Every successive song by Albert Hammond Jr. feels like a natural progression of itself. For someone whose solo career has stemmed from years of uncertainty with the Strokes, there’s not much uncertain about it. The yearning for yesteryear of Yours To Keep, followed by the vulnerability of Como Te Llama? and the subtle power flexes of Momentary Masters all tie together a narrative that just makes sense. It’s a sound consisting of raw explosive energy and lines delivered like punches. Hammond Jr. has never had much to hide. “I used to shoot cocaine, ketamine, heroin 20 times a day,” he told NME in 2013. For a long time, that’s just the way it was.

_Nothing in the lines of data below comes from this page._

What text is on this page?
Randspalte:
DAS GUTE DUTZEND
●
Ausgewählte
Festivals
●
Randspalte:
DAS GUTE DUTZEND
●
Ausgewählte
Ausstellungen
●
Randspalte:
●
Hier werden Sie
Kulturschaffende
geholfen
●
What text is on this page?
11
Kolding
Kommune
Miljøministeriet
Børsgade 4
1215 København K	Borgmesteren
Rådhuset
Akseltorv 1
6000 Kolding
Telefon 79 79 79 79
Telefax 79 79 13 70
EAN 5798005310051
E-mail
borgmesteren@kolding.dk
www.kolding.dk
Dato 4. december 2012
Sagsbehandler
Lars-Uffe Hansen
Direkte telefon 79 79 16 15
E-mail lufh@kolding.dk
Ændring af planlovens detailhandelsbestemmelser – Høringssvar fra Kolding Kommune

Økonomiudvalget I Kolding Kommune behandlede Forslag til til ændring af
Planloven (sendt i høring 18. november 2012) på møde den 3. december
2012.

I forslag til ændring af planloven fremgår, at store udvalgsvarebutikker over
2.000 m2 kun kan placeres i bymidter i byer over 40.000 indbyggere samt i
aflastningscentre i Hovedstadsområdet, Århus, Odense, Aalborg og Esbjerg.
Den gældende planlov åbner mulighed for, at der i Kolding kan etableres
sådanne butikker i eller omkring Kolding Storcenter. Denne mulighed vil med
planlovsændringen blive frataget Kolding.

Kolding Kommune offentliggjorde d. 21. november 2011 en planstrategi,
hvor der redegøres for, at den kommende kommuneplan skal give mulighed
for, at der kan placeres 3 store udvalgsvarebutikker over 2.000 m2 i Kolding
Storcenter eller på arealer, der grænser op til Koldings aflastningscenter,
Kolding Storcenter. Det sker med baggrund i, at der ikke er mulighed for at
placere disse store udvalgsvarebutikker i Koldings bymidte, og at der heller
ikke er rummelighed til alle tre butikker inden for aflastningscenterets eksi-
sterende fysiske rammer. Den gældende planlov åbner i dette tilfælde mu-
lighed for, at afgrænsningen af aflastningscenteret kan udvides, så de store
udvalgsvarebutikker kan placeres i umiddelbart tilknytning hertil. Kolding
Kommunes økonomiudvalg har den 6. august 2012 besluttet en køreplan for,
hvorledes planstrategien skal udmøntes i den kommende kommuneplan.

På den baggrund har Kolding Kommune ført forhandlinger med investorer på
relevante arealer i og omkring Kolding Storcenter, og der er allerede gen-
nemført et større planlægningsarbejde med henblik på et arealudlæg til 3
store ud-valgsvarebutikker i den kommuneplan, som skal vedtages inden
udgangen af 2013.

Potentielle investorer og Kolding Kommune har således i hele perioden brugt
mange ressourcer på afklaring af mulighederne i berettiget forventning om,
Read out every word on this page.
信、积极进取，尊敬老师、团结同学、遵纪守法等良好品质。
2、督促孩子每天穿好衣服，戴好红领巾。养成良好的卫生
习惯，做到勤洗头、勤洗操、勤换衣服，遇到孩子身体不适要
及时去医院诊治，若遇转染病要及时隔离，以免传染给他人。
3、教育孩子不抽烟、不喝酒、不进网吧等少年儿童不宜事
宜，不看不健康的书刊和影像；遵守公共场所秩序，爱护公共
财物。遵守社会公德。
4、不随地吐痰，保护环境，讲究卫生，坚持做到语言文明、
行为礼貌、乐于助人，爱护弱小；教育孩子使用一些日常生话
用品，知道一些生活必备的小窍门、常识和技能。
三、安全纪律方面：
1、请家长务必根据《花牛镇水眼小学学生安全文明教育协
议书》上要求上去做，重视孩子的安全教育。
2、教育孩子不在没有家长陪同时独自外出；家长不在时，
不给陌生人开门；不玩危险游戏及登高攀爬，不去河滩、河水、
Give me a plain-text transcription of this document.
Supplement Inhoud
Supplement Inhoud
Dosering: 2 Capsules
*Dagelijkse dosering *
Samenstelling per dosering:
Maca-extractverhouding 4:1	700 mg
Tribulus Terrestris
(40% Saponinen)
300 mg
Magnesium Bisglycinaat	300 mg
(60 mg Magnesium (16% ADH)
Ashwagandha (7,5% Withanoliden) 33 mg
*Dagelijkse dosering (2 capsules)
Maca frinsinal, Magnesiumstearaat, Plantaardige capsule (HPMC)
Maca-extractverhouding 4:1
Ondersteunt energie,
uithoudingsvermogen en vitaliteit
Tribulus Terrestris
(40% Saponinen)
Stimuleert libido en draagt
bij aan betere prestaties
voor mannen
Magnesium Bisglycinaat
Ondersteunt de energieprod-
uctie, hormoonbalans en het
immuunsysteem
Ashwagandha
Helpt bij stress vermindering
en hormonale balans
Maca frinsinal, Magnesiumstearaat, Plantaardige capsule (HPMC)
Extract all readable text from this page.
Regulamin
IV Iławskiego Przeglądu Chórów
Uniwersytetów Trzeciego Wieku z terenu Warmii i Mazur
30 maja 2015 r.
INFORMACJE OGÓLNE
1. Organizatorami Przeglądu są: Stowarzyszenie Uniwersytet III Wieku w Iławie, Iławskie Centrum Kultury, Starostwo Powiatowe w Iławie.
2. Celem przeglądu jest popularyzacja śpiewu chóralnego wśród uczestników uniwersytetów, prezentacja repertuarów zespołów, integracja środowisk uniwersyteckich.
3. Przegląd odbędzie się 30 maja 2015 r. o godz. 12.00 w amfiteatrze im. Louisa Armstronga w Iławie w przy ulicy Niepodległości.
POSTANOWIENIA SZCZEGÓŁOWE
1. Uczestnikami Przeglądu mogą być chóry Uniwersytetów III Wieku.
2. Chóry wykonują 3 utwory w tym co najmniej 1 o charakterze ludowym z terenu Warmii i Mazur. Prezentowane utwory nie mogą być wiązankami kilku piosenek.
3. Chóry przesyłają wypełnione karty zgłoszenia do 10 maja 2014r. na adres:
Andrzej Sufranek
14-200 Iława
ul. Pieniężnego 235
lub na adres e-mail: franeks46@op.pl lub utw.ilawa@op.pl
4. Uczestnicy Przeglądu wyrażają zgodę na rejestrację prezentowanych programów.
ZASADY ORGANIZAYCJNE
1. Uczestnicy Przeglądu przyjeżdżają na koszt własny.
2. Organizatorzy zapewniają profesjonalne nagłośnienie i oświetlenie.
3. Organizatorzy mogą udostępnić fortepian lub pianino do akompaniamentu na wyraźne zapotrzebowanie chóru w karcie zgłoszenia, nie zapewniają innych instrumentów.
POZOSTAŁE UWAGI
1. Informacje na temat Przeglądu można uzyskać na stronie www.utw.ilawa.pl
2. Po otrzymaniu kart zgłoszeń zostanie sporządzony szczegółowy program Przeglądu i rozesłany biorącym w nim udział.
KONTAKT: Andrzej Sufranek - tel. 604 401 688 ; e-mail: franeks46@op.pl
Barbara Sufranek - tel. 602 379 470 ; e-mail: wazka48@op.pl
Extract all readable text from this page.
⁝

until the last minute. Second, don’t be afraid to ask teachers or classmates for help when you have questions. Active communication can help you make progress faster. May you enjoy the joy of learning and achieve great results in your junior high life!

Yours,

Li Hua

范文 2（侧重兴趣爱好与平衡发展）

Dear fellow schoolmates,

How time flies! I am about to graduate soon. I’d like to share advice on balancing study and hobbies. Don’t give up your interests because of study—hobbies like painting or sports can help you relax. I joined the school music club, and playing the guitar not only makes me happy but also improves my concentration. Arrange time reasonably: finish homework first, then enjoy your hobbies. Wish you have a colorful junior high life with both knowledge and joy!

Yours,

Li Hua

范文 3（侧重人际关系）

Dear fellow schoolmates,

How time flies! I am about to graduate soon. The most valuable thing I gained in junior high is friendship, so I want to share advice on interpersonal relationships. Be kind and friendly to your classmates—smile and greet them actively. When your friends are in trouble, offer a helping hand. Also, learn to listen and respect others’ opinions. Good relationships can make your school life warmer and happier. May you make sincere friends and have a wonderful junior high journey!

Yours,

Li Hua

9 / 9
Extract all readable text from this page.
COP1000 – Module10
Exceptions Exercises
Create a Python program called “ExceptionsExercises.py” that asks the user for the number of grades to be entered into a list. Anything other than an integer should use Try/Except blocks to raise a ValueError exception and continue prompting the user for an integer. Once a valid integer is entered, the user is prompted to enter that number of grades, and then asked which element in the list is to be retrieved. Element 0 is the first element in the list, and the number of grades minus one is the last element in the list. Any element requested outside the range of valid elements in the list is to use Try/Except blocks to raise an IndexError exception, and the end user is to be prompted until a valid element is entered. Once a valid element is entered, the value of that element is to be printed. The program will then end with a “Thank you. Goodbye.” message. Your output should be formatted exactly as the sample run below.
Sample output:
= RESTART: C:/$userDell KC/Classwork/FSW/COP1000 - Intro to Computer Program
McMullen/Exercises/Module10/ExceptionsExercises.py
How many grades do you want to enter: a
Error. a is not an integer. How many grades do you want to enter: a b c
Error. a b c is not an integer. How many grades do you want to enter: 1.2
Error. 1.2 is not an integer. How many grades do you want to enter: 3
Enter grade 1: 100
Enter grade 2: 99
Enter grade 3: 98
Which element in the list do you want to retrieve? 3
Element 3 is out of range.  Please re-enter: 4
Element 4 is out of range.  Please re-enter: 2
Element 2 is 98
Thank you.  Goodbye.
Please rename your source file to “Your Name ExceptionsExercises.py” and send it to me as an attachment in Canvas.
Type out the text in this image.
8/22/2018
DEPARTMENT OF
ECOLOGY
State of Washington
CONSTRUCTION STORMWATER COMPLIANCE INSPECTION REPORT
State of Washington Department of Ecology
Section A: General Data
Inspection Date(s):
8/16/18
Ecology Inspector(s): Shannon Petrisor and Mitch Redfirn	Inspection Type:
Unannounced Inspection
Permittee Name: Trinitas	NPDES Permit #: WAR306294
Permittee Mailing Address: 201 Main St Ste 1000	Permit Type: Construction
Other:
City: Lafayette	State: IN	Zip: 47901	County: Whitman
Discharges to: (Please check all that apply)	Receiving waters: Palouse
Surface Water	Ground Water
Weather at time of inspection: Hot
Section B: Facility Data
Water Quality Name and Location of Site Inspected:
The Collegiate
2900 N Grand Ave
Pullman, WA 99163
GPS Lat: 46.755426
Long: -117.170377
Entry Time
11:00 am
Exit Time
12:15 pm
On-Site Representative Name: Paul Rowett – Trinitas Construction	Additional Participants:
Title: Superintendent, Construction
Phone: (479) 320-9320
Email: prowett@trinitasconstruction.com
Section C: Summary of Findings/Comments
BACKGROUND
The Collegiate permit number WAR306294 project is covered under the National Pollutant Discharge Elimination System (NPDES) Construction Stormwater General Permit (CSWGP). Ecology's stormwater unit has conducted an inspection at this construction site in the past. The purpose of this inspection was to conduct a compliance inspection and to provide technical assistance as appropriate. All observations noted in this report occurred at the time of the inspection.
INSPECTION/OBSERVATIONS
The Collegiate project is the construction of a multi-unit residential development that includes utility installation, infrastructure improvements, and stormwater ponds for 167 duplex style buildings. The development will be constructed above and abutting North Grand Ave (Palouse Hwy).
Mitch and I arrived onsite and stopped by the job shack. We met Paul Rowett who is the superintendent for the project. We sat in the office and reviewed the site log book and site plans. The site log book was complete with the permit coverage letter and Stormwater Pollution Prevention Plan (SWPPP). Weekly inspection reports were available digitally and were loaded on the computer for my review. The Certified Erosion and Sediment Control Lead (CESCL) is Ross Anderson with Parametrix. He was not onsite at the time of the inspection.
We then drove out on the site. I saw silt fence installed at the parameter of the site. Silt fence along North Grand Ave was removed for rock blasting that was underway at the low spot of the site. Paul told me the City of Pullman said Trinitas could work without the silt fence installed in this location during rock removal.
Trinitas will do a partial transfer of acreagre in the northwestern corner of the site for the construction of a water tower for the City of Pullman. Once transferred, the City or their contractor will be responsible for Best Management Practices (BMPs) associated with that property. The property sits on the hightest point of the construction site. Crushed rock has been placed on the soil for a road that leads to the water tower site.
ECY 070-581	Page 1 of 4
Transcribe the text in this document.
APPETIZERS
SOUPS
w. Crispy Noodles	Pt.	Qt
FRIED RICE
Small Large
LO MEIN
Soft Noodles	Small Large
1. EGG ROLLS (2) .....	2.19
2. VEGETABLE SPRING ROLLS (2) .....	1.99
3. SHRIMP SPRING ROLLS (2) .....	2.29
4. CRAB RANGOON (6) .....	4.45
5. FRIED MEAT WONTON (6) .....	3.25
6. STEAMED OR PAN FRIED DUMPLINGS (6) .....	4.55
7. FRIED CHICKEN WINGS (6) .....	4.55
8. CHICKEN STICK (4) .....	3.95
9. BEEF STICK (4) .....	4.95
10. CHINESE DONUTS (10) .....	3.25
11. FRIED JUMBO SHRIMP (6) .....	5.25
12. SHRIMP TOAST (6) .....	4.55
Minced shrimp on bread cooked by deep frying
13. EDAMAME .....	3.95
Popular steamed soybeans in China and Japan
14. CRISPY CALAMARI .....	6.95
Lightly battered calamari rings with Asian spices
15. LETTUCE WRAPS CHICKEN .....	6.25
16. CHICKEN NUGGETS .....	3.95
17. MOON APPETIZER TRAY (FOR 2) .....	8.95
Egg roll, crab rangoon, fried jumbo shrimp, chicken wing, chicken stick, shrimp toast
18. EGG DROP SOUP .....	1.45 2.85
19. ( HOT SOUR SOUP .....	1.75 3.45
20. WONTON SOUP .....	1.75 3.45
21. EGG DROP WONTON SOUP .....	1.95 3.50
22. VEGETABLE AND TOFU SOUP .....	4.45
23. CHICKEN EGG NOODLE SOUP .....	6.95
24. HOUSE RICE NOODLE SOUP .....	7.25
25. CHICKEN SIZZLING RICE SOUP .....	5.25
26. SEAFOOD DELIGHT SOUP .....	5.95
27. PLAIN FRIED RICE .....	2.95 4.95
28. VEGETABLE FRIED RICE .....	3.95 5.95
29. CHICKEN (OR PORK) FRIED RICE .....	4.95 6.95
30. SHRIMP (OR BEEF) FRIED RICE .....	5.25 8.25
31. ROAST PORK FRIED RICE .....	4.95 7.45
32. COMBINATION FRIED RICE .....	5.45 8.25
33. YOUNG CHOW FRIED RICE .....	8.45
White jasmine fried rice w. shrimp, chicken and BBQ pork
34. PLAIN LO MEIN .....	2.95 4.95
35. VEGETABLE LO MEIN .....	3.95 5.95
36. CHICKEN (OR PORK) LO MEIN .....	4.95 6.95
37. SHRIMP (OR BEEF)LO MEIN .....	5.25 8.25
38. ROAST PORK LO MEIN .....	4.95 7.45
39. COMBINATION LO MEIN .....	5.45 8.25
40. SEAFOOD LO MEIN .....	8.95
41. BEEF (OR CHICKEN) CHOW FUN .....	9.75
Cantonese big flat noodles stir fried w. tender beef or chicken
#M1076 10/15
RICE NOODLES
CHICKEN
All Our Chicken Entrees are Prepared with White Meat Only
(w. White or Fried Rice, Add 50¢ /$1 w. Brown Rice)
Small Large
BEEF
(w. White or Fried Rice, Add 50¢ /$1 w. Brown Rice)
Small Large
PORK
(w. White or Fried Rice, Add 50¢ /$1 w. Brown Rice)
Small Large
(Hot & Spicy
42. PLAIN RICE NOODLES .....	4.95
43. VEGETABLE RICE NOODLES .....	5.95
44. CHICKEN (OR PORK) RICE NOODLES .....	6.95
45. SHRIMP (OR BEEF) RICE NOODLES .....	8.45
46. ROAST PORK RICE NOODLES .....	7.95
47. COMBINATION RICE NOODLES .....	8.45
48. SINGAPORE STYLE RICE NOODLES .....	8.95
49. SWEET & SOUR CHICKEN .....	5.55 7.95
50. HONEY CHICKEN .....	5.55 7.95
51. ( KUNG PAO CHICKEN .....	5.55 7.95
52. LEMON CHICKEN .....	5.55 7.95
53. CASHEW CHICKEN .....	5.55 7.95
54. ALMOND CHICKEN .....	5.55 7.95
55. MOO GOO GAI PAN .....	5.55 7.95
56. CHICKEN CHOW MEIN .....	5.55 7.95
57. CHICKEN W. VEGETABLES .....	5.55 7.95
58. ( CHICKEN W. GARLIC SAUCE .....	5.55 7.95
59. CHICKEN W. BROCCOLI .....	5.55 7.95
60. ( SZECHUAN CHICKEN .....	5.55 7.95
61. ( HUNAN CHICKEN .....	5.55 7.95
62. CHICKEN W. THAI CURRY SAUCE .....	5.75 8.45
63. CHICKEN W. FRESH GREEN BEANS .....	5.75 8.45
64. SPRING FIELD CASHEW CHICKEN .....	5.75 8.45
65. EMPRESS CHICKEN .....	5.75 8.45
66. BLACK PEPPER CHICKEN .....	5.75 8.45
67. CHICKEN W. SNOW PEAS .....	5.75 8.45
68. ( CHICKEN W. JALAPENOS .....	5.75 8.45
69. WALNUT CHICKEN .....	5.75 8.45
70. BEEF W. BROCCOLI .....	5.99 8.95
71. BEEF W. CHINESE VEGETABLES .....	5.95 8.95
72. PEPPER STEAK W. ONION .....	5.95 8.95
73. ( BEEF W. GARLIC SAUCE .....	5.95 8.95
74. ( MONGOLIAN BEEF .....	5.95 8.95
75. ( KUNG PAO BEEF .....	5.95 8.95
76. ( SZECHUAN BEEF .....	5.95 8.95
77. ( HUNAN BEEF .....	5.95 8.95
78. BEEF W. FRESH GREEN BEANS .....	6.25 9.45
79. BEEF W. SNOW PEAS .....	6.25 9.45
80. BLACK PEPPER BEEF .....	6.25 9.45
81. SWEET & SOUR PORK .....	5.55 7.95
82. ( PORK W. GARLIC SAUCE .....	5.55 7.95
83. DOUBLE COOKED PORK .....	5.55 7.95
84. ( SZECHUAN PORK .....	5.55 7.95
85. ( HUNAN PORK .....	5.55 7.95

“Muted Beatings” is just that – a violent rage of assertions, twisting into heartbreakingly honest guitar work and “I don’t care.” There is something that aggressively grabs you here, and for 3:16 minutes, refuses to lose it’s grip. It’s to be expected from Hammond Jr., whose always had the ability to turn a chord progression into a cry, but it’s still jarring to realize how unconditionally out of control you are, if only for a moment. “I’m catching muted beatings in my lungs, you had the guilt in my head, you zipped me up in the bag.” It’s infectious. It makes you want to dance, it makes you want to cry, it makes you want to fight, maybe all at once.
Hammond’s new record deals with the deeply personal loss of his twin brother. Francis was lost due to miscarriage, yet Hammond continued to grow inside his mother’s womb for six months undetected. As a result, Francis Trouble is “a homage to both the death of his twin and his own birth, as well as the complexities of identity that arise because of their intermingling.”Francis Trouble by Albert Hammond Jr. is out 3/9 via Red Bull Records.